A monumental barraca da lei dos dinheiros dos partidos, já exemplarmente vetada pelo senhor de Belém, tem aspectos ridículos, patéticos, escabrosos, tantos e tais que me arrisco a dizer que é o mais grave tiro no pé da história do sistema partidário da III República.
Já está tudo dito, escrito, glosado, comentado, criticado, não valendo a pena, neste particular, “bater mais no cèguinho”. O IRRITADO já se pronunciou, esquematizando as motivações e conveniências de cada um, Tribunal Constitucional incluído. Mas falta uma palavrinha sobre o mais grave de tudo: a reacção dos partidos à bronca que fabricaram, quando ela rebentou.
Começando pela geringonça, temos:
– O PC a dizer que não tem nada com o assunto, só queria garantir o “direito” aos lucros das festividades estalino-castritas da outra banda e de outros arraiais que lhe dê na gana organizar. O resto, pois, votou, mas foi só fogo de vista, nenhuma responsabilidade própria;
– O BE, fiel à sua estratégia de chegar ao governo à pendura do PS, vota tudo o que agradar à bengala, o que está largamente demonstrado, tanto na Asembleia como na CML. A bengala tem-lhe dado tudo em troca, só falta uns ministérios e, já agora, uns tostões. Não vale a pena esfarrapar-se em desculpas, o cavalo molhou-se e, correndo bem as coisas, não secará tão cedo.

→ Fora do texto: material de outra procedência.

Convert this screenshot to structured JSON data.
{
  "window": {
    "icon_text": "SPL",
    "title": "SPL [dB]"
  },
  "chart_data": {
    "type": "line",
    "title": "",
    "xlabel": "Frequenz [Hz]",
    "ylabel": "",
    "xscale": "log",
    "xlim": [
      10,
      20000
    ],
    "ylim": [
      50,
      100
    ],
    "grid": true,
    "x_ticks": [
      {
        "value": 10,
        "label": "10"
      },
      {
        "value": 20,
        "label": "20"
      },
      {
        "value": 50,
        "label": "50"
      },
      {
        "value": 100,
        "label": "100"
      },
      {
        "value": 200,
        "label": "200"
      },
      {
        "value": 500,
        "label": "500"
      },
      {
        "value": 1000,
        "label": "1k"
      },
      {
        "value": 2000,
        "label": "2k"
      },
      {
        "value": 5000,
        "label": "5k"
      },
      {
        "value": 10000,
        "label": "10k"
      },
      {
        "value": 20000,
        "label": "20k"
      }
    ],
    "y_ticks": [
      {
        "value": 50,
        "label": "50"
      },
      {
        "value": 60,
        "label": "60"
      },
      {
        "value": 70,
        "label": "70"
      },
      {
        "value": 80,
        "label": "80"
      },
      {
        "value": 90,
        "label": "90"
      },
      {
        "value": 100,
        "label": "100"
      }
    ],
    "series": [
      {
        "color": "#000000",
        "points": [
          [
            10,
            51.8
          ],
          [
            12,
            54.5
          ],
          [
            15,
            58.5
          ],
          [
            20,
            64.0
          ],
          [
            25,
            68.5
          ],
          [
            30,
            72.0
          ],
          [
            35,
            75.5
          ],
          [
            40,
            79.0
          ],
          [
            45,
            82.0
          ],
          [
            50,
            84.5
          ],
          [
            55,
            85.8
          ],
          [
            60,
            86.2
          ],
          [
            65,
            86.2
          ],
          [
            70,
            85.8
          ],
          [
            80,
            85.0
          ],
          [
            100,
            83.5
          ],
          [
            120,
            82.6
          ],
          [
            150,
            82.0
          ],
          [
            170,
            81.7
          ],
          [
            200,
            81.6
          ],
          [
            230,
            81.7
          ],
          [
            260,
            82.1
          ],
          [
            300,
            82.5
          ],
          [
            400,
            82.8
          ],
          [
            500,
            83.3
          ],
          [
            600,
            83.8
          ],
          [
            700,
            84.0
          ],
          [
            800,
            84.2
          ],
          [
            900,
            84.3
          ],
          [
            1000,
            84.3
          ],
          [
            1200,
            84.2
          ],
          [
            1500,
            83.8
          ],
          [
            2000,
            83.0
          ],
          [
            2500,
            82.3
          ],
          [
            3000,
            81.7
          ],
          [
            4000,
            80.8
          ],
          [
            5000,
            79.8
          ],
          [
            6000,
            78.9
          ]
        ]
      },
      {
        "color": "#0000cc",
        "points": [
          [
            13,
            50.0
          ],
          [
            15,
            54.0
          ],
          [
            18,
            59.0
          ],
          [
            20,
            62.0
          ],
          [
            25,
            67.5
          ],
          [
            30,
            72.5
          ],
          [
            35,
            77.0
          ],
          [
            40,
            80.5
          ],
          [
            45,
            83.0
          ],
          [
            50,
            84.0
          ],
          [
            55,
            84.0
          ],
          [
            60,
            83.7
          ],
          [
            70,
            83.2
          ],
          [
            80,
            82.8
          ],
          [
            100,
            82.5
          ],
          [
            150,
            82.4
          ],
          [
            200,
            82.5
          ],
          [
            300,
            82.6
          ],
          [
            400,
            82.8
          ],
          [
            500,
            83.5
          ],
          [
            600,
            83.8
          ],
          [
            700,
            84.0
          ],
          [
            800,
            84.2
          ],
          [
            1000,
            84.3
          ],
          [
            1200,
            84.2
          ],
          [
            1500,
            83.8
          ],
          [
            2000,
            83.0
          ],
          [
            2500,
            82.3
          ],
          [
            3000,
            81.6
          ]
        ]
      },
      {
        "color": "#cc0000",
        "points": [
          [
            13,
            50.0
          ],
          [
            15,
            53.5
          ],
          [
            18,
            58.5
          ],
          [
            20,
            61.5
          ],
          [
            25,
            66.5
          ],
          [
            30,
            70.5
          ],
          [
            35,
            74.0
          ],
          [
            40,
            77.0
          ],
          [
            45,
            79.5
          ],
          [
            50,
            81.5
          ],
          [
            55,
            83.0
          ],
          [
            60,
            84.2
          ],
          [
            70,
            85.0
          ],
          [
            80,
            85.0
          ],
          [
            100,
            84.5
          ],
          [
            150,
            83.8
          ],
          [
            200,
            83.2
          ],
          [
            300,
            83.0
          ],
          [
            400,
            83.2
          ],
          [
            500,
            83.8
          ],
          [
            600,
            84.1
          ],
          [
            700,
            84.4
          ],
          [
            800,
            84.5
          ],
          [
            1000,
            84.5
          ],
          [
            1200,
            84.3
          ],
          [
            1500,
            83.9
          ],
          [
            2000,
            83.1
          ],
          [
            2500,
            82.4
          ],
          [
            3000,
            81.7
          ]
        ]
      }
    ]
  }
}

– A reacção do PS não tem descrição possível, é a mais indigna de todas. Não sei se as erupções mentais de uma tal Ana Mendes (nº 2 do partido, valha-me São Pancrácio, onde chegámos!) são só mentecaptas ou se, por conscientes, merecem que se lhes cuspa em cima. O PS, na senda da sua tradicional e impune “posse” da República, não fez só falir a dita (3 vezes!), “faliu-se a si mesmo” – passe o pleonasmo. Deve dinheiro por todo lado, tem o fisco à perna, processos e mais processos, uma desgraça. Não contente por sacar mais algum, quis acabar com as dívidas por via “legal”. Quem é pelas finanças perseguido – e todos os que ainda têm vergonha na cara – imagine onde pode chegar a desvergonha, o oportunismo, a desonestidade.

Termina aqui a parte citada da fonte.